The Marmalade Jelly Bomb is the last of the 4 recently released jelly bombs that I have yet to review. At first I really wasn’t sold on the idea behind the jelly bomb however after trying and enjoying The Big Sleep, Green Coconut and Dark Arts jelly bombs I was eager to try out Marmalade. When the information on these 4 jelly bombs leaked online, I admit that out of the 4 of them I was most excited to try Marmalade as I am a sucker for anything citrus.
Including a long list of brightening, uplifting and awakening ingredients – Brazilian orange, grapefruit and orange flower absolute to name just a few, I was so sure that sharing a bath with the Marmalade jelly bomb was going to be an amazing experience.
When my postman delivered my parcel containing the Marmalade jelly bomb I opened it up and was instantly greeted with a very bitter and sharp citrus scent, it wasn’t what I was expecting at all. The grapefruit in the Marmalade jelly bomb was completely different from what I had grown to love throughout the use of the Frozen bath bomb. The Marmalade jelly bomb’s scent is very intense, so much so that I was hoping that the scent dampened down somewhat once put into the bath water.
Unlike the other 3 jelly bombs Marmalade has an extra hidden treat, inside is several chunks of orange slice reminiscent of the, The Sicilian bath bomb. As Marmalade comes into contact with your bath water it begins to ferociously hiss, sending a thin layer of small orange bubbles with a jelly like foam consistency across the waters surface. It was at this point that I realised the scent of Marmalade wasn’t going to dampen down, instead of the bath water diluting the jelly bombs scent it in fact strengthened it. It was at this point that I realised I’d finally come across a citrus based Lush product that I didn’t like.
I called my husbands name, I have very unstable joints so need assistance when getting in and out of the bath, I didn’t want to stay in the bath or the bathroom for another second. With the jelly bombs I advise being in the bath when you use them, this is because as the jelly forms it can make the bath quite slippery. I find that the slippery surface does however disappear as the jelly slowly dissolves into water. I got out and because I hadn’t given the jelly a chance to dissolve the bath tub needed a good hose down.

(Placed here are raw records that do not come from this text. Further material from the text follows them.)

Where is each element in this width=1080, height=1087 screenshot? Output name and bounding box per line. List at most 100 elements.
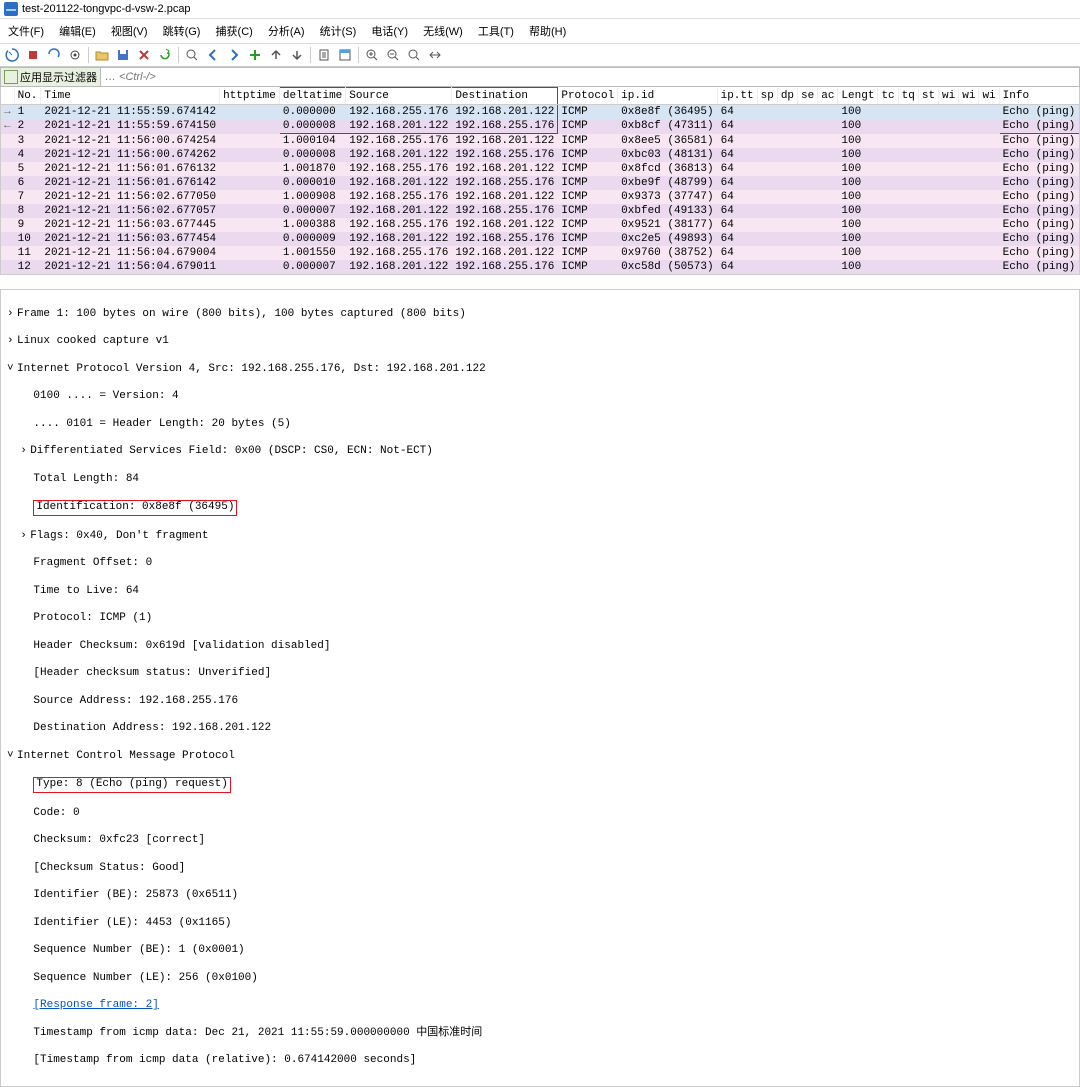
col-Protocol[interactable]: Protocol [558, 88, 618, 105]
detail-icmp[interactable]: Internet Control Message Protocol [17, 750, 235, 762]
go-to-packet-icon[interactable] [245, 45, 265, 65]
filter-bookmark-icon[interactable]: 应用显示过滤器 [1, 68, 101, 86]
detail-flags[interactable]: Flags: 0x40, Don't fragment [30, 530, 208, 542]
detail-protocol[interactable]: Protocol: ICMP (1) [33, 612, 152, 624]
detail-total-len[interactable]: Total Length: 84 [33, 473, 139, 485]
col-deltatime[interactable]: deltatime [279, 88, 345, 105]
col-Lengt[interactable]: Lengt [838, 88, 878, 105]
auto-scroll-icon[interactable] [314, 45, 334, 65]
column-headers[interactable]: No.TimehttptimedeltatimeSourceDestinatio… [1, 88, 1080, 105]
packet-details-pane[interactable]: ›Frame 1: 100 bytes on wire (800 bits), … [0, 289, 1080, 1087]
col-arrow[interactable] [1, 88, 14, 105]
zoom-in-icon[interactable] [362, 45, 382, 65]
detail-hdr-checksum-status[interactable]: [Header checksum status: Unverified] [33, 667, 271, 679]
detail-frag-offset[interactable]: Fragment Offset: 0 [33, 557, 152, 569]
display-filter-input[interactable] [101, 69, 1079, 85]
col-Info[interactable]: Info [999, 88, 1080, 105]
detail-dst-addr[interactable]: Destination Address: 192.168.201.122 [33, 722, 271, 734]
col-sp[interactable]: sp [757, 88, 777, 105]
menu-help[interactable]: 帮助(H) [523, 21, 572, 41]
col-st[interactable]: st [918, 88, 938, 105]
detail-frame[interactable]: Frame 1: 100 bytes on wire (800 bits), 1… [17, 308, 466, 320]
col-tq[interactable]: tq [898, 88, 918, 105]
detail-version[interactable]: 0100 .... = Version: 4 [33, 390, 178, 402]
stop-capture-icon[interactable] [23, 45, 43, 65]
detail-ipv4[interactable]: Internet Protocol Version 4, Src: 192.16… [17, 363, 486, 375]
go-last-icon[interactable] [287, 45, 307, 65]
detail-seq-le[interactable]: Sequence Number (LE): 256 (0x0100) [33, 972, 257, 984]
detail-ts-rel[interactable]: [Timestamp from icmp data (relative): 0.… [33, 1054, 416, 1066]
detail-response-frame-link[interactable]: [Response frame: 2] [33, 999, 158, 1011]
zoom-reset-icon[interactable] [404, 45, 424, 65]
close-file-icon[interactable] [134, 45, 154, 65]
col-wi[interactable]: wi [959, 88, 979, 105]
col-Time[interactable]: Time [41, 88, 220, 105]
col-No.[interactable]: No. [14, 88, 41, 105]
packet-row[interactable]: 122021-12-21 11:56:04.6790110.000007192.… [1, 260, 1080, 274]
menu-wireless[interactable]: 无线(W) [417, 21, 469, 41]
col-Destination[interactable]: Destination [452, 88, 558, 105]
col-ip.id[interactable]: ip.id [618, 88, 717, 105]
zoom-out-icon[interactable] [383, 45, 403, 65]
find-packet-icon[interactable] [182, 45, 202, 65]
packet-row[interactable]: 92021-12-21 11:56:03.6774451.000388192.1… [1, 218, 1080, 232]
col-wi[interactable]: wi [979, 88, 999, 105]
detail-ident-le[interactable]: Identifier (LE): 4453 (0x1165) [33, 917, 231, 929]
save-file-icon[interactable] [113, 45, 133, 65]
col-dp[interactable]: dp [777, 88, 797, 105]
detail-icmp-checksum[interactable]: Checksum: 0xfc23 [correct] [33, 834, 205, 846]
menu-view[interactable]: 视图(V) [105, 21, 154, 41]
detail-hdr-checksum[interactable]: Header Checksum: 0x619d [validation disa… [33, 640, 330, 652]
detail-ts[interactable]: Timestamp from icmp data: Dec 21, 2021 1… [33, 1027, 482, 1039]
detail-icmp-type[interactable]: Type: 8 (Echo (ping) request) [33, 777, 230, 793]
col-wi[interactable]: wi [939, 88, 959, 105]
menu-telephony[interactable]: 电话(Y) [365, 21, 414, 41]
colorize-icon[interactable] [335, 45, 355, 65]
menu-tools[interactable]: 工具(T) [472, 21, 520, 41]
menu-file[interactable]: 文件(F) [2, 21, 50, 41]
resize-columns-icon[interactable] [425, 45, 445, 65]
col-ip.tt[interactable]: ip.tt [717, 88, 757, 105]
detail-icmp-checksum-status[interactable]: [Checksum Status: Good] [33, 862, 185, 874]
detail-hdr-len[interactable]: .... 0101 = Header Length: 20 bytes (5) [33, 418, 290, 430]
packet-row[interactable]: 112021-12-21 11:56:04.6790041.001550192.… [1, 246, 1080, 260]
col-Source[interactable]: Source [346, 88, 452, 105]
packet-row[interactable]: →12021-12-21 11:55:59.6741420.000000192.… [1, 105, 1080, 120]
menu-capture[interactable]: 捕获(C) [210, 21, 259, 41]
go-forward-icon[interactable] [224, 45, 244, 65]
col-se[interactable]: se [798, 88, 818, 105]
detail-identification[interactable]: Identification: 0x8e8f (36495) [33, 500, 237, 516]
detail-icmp-code[interactable]: Code: 0 [33, 807, 79, 819]
packet-row[interactable]: 62021-12-21 11:56:01.6761420.000010192.1… [1, 176, 1080, 190]
go-back-icon[interactable] [203, 45, 223, 65]
detail-dsf[interactable]: Differentiated Services Field: 0x00 (DSC… [30, 445, 433, 457]
packet-row[interactable]: 52021-12-21 11:56:01.6761321.001870192.1… [1, 162, 1080, 176]
detail-src-addr[interactable]: Source Address: 192.168.255.176 [33, 695, 238, 707]
col-ac[interactable]: ac [818, 88, 838, 105]
detail-ttl[interactable]: Time to Live: 64 [33, 585, 139, 597]
menu-analyze[interactable]: 分析(A) [262, 21, 311, 41]
packet-row[interactable]: 42021-12-21 11:56:00.6742620.000008192.1… [1, 148, 1080, 162]
packet-list-pane[interactable]: No.TimehttptimedeltatimeSourceDestinatio… [0, 87, 1080, 275]
packet-row[interactable]: 82021-12-21 11:56:02.6770570.000007192.1… [1, 204, 1080, 218]
window-title: test-201122-tongvpc-d-vsw-2.pcap [22, 3, 191, 15]
open-file-icon[interactable] [92, 45, 112, 65]
reload-icon[interactable] [155, 45, 175, 65]
start-capture-icon[interactable] [2, 45, 22, 65]
packet-row[interactable]: 102021-12-21 11:56:03.6774540.000009192.… [1, 232, 1080, 246]
go-first-icon[interactable] [266, 45, 286, 65]
packet-row[interactable]: 32021-12-21 11:56:00.6742541.000104192.1… [1, 134, 1080, 149]
detail-linux-cooked[interactable]: Linux cooked capture v1 [17, 335, 169, 347]
menu-stats[interactable]: 统计(S) [314, 21, 363, 41]
col-httptime[interactable]: httptime [220, 88, 280, 105]
menu-edit[interactable]: 编辑(E) [53, 21, 102, 41]
capture-options-icon[interactable] [65, 45, 85, 65]
main-toolbar [0, 44, 1080, 67]
menu-go[interactable]: 跳转(G) [157, 21, 207, 41]
packet-row[interactable]: ←22021-12-21 11:55:59.6741500.000008192.… [1, 119, 1080, 134]
detail-seq-be[interactable]: Sequence Number (BE): 1 (0x0001) [33, 944, 244, 956]
packet-row[interactable]: 72021-12-21 11:56:02.6770501.000908192.1… [1, 190, 1080, 204]
col-tc[interactable]: tc [878, 88, 898, 105]
restart-capture-icon[interactable] [44, 45, 64, 65]
detail-ident-be[interactable]: Identifier (BE): 25873 (0x6511) [33, 889, 238, 901]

Even though I was only in the water with the Marmalade jelly bomb for a few minutes I did notice how soft and hydrated my legs felt once out. If you can stomach this jelly bombs scent then I’d definitely recommend it if you have dry skin, the effect the seaweed based sodium alginate ingredient within the new jelly bombs has on your skin is like nothing I have experienced while using Lush before. Each of the jelly bombs have left my skin in the perfect condition. Soft, hydrated and bright.
I personally won’t be using the Marmalade jelly bomb again based just on its scent. Unfortunately it’s just not a scent I enjoy. I get a lot of comments on my Instagram account saying that I ‘big up’ all of the Lush products regardless of how I actually feel about them. This isn’t true at all, I always tell the truth and I guess this post is proof. It’s not often I dislike a Lush product but sadly when it comes down to the Marmalade jelly bomb I’m not keen. It does have good qualities too and I have mentioned them above, scent is however very important to me when it comes down to Lush products so on scent alone I won’t be buying this jelly bomb again.